Bilan: 23 tués, plusieurs centaines de
blessés, selon le Washington Post.
Sur les banderoles, on pouvait lire en
arabe des slogans identiques à ceux
visant aujourd’hui Adel Abdel Mahdi :
«Maliki menteur », « A bas les
voleurs », « Où sont les milliards du
pétrole ? », « Non au sectarisme,
oui à l’unité ».
Des manifestations,
baptisées cette fois « Aube de la
libération », se sont
poursuivies tous les vendredis. Le 9
septembre 2011,
le journaliste chiite Hadi al-Mahdi,
un des organisateurs des « Journées
de la colère », fut abattu de deux
balles dans la tête à son domicile, avec
un revolver silencieux. Signe que le
mécontentement gagnait de plus en plus
la communauté chiite : Hadi al-Mahdi
était membre d’Al-Dawa, le parti
de Maliki. Il animait, sur une radio
privée, une émission où il s’en
prenait à la corruption et à
l'incompétence des hommes politiques
irakiens, quelles que soient leurs
tendances.
Fin juillet 2015,
de nouvelles manifestations d’ampleur
éclataient à Bagdad, Bassora, Nadjaf,
Nasiriya… Par
50° à l’ombre, comme en 2010, la
foule en colère criait : « Voleurs,
voleurs… » et accusait le régime de
corruption. Elle réclamait l’arrestation
des dirigeants ayant conduit la société
irakienne
au désastre. Le principal homme
politique visé : Nouri al-Maliki,
vice-Président de la République refusait
de démissionner.
Depuis les
résultats des élections législatives de
mai 2018, le
compte à rebours vers l’inconnu est
enclenché. Le bloc Sairoun dirigé
par Moqtada al-Sadr l’a emporté sur l’Alliance
Fateh de Hadi al-Amiri, chef de la
Brigade Badr et des Hachd al-Chaabi.
C’est du moins ce que les Etats-Unis ont
reconnu, sans être démentis par Téhéran.
Le taux de participation n’ayant été,
parait-il, que de 20%, c’est dire que
les 329 « heureux élus » ne
représentent pas grand monde.
Réviser le
système étatique
Avec une
constitution dictée par les Américains
et les Israéliens, dont un des objectifs
fixés par Joseph Biden – alors
vice-Président des USA - était
clairement de partitionner l’Irak en
trois régions, la situation du pays ne
pouvait aller que de mal en pis.
Résultat : l’Irak est aujourd’hui
ingouvernable.
Pour tenter de
sauver le pays du chaos, Barham Saleh,
Président kurde de la République,
soutenu notamment par le cheikh sunnite
Jamal al-Dhari, propose de
réviser le système étatique.
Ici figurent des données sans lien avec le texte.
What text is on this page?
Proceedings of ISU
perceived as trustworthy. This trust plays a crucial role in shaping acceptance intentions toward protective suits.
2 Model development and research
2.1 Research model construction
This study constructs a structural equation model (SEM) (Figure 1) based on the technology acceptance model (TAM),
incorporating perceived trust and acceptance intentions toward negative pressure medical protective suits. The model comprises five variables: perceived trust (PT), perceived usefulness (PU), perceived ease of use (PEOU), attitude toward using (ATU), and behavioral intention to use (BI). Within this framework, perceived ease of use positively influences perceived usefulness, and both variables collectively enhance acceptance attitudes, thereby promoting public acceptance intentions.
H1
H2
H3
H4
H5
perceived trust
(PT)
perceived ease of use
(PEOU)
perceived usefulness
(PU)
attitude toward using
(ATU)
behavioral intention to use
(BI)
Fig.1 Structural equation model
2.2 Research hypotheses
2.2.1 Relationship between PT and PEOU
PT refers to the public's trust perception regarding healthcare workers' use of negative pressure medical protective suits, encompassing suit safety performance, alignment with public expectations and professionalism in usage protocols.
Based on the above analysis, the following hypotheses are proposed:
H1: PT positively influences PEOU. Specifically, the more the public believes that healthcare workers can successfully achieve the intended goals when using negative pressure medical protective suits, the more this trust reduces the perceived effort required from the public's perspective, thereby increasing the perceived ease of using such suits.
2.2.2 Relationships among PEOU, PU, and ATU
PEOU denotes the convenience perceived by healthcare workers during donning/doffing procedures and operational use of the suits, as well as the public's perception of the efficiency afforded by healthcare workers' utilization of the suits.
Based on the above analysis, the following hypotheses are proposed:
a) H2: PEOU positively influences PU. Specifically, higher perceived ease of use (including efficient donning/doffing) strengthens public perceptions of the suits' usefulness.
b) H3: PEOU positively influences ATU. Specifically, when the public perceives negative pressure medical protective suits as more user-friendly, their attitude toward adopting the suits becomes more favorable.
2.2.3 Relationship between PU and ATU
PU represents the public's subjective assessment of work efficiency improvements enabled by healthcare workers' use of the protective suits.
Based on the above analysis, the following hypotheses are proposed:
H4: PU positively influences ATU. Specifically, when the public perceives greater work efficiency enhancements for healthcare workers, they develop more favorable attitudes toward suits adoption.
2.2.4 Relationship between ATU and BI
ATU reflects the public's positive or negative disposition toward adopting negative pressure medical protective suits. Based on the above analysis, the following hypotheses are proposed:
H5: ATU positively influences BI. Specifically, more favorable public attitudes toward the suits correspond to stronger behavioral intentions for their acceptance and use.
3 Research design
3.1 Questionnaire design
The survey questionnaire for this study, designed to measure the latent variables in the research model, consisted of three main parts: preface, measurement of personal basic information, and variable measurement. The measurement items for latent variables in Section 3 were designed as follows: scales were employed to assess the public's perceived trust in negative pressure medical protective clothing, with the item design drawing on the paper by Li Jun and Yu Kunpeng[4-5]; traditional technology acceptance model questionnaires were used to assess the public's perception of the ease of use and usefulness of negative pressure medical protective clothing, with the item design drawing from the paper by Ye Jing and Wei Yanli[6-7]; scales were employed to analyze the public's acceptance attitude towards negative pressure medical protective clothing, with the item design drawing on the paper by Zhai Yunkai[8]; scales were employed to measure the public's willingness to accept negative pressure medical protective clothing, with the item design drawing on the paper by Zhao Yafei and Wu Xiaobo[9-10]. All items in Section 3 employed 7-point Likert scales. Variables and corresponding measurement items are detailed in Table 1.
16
Qaïs
al-Khazali, chef de la puissante milice
chiite Ligue des Vertueux (Asa’ib
Ahl al-Haq), n’y serait pas
défavorable. L’an dernier, il
appelait à transformer le
régime parlementaire en régime
présidentiel, afin de mettre fin au
« système des quotas
ethno-confessionnels et à la
corruption ».
Mais, qui peut
croire que la perspective de longs
débats parlementaires est suffisante
pour calmer les manifestants qui
réclament un changement radical de
régime ?
Moqtada al-Sadr :
l’éternel retour
Au sein du clergé
chiite, des religieux contestataires
font entendre leur voix. Parmi eux,
le célèbre
Marja irakien Kamal al-Haidari qui,
de Qom, encourage les manifestants à
poursuivre leur combat, ou le Grand
ayatollah Hassan al-Moussawi qui demande
à Ali Khamenei, Guide de la
Révolution iranienne, de « laisser
l’Irak tranquille » et
qui dénonce l’arrogance des milices
soutenues par Téhéran.
Le 29
octobre dernier, Moqtada al-Sadr a
rejoint symboliquement les milliers
d’Irakiens chiites qui manifestaient à
Nadjaf. Bon nombre d’entre eux lui
reprochent d’avoir laissé la bride sur
le cou d’Adel Abdel Mahdi après l’avoir
fait élire Premier ministre, et donc de
n’avoir pas insisté pour que ses
engagements de réformes et de lutte
contre la corruption soient tenus.
Moqtada al-Sadr a
plus d’un tour dans son sac. Il saura
leur répondre. Mais il ne faudrait pas
que,
comme en 2010, après avoir soutenu
les contestataires anti-Maliki, il
demande à ceux qui traitent Abdel Mahdi
de « roi des voleurs » d’arrêter
de manifester contre de nouvelles
promesses (sous prétexte, non-dit,
que cela met en péril le système
confessionnel). Cette fois, la
colère est trop grande, cela risque de
ne pas marcher.
Et ce n’est pas
parce que la contestation est ancrée
dans les provinces chiites qu’il faut
penser que les sunnites – turkmènes
ou kurdes – et les chrétiens n’en
partagent pas les objectifs. Au
contraire.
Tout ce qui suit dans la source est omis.